Another factor is that the more check-ins and changes that transpired between the last healthy test cycle and the new one, the harder it was to figure out what change this defect relates to. And without this information it is much harder to figure out the problem.

The 1-10-100 Rule

This chart from Steve McConnell’s book Code Complete calls it the “cost to repair defects.” The quality assurance ecosystem sometime refers to it as the 1-10-100 rule.

What we are missing in the formula is the cost of zombies defects lurking in the dark. Or, as we more professionally call it, the “holding cost” or “cost of delayed feedback.”

batch size chart

If we look at both the transaction cost as well as the holding cost/cost of delay you can understand why testing late might not actually be the best economic decision. Even if you have high transaction costs every time you test, it makes sense to start testing in smaller batch sizes.

The chart also explains why, in many cases, moving to small batch testing does not make sense for organizations that do not have the right capabilities and competence. For these organizations the question is now, “how could we reduce our testing transaction costs in order to enable us to test even earlier and reduce the overall product development cost even further?”

Now you might understand why_ investing in continuous integration and test automation is so critical to the economics of product development_. Whatever you can do to achieve automation for as much of your testing and reduce the cost per test cycle will enable you to achieve earlier feedback and better overall economic outcomes in the form of cheaper-to-fix defects. The effect is higher product quality and happier customers.

For test types you cannot automate (like exploratory, user experience etc.) you need to look at whatever ways you can find to enable you to run frequent and efficient test cycles. To the point that progression and most high-risk regression testing happens within hours/days after development.

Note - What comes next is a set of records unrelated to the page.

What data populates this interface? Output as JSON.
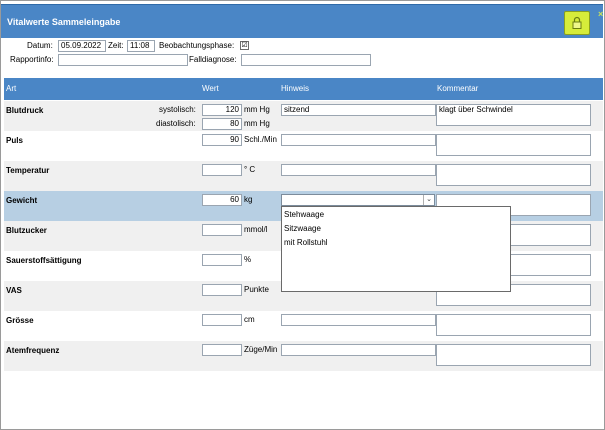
{
  "window": {
    "title": "Vitalwerte Sammeleingabe"
  },
  "header": {
    "datum_label": "Datum:",
    "datum_value": "05.09.2022",
    "zeit_label": "Zeit:",
    "zeit_value": "11:08",
    "beobachtung_label": "Beobachtungsphase:",
    "beobachtung_check": "☑",
    "rapportinfo_label": "Rapportinfo:",
    "rapportinfo_value": "",
    "falldiagnose_label": "Falldiagnose:",
    "falldiagnose_value": ""
  },
  "columns": {
    "art": "Art",
    "wert": "Wert",
    "hinweis": "Hinweis",
    "kommentar": "Kommentar"
  },
  "rows": {
    "blutdruck": {
      "name": "Blutdruck",
      "sys_label": "systolisch:",
      "sys_value": "120",
      "sys_unit": "mm Hg",
      "dia_label": "diastolisch:",
      "dia_value": "80",
      "dia_unit": "mm Hg",
      "hinweis": "sitzend",
      "kommentar": "klagt über Schwindel"
    },
    "puls": {
      "name": "Puls",
      "value": "90",
      "unit": "Schl./Min",
      "hinweis": "",
      "kommentar": ""
    },
    "temperatur": {
      "name": "Temperatur",
      "value": "",
      "unit": "° C",
      "hinweis": "",
      "kommentar": ""
    },
    "gewicht": {
      "name": "Gewicht",
      "value": "60",
      "unit": "kg",
      "hinweis": "",
      "kommentar": ""
    },
    "blutzucker": {
      "name": "Blutzucker",
      "value": "",
      "unit": "mmol/l"
    },
    "sauerstoff": {
      "name": "Sauerstoffsättigung",
      "value": "",
      "unit": "%"
    },
    "vas": {
      "name": "VAS",
      "value": "",
      "unit": "Punkte"
    },
    "groesse": {
      "name": "Grösse",
      "value": "",
      "unit": "cm",
      "hinweis": "",
      "kommentar": ""
    },
    "atemfrequenz": {
      "name": "Atemfrequenz",
      "value": "",
      "unit": "Züge/Min",
      "hinweis": "",
      "kommentar": ""
    }
  },
  "dropdown": {
    "items": [
      "Stehwaage",
      "Sitzwaage",
      "mit Rollstuhl"
    ]
  },
  "colors": {
    "header_blue": "#4a86c6",
    "selected_row": "#b7cfe3",
    "alt_row": "#f0f0f0",
    "lock_yellow": "#d6ec3a"
  }
}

Shift Testing To The Left Of The Product Development Life Cycle

If we look at the product development value stream as moving from left to right what we want is to shift testing activities from their legacy position on the far right to the left as much as possible.

linear test movement

At a minimum, the shift left means running as much test design and execution as close to coding/development activities as possible. This is what talk about in agile development and—specifically—agile testing practices employed by teams using Scrum, Kanban, XP or other agile approaches. But even if you do not follow a formal agile development approach, making sure that testing happens as early and as frequently as possible is a best practice that helps teams achieve quality and velocity.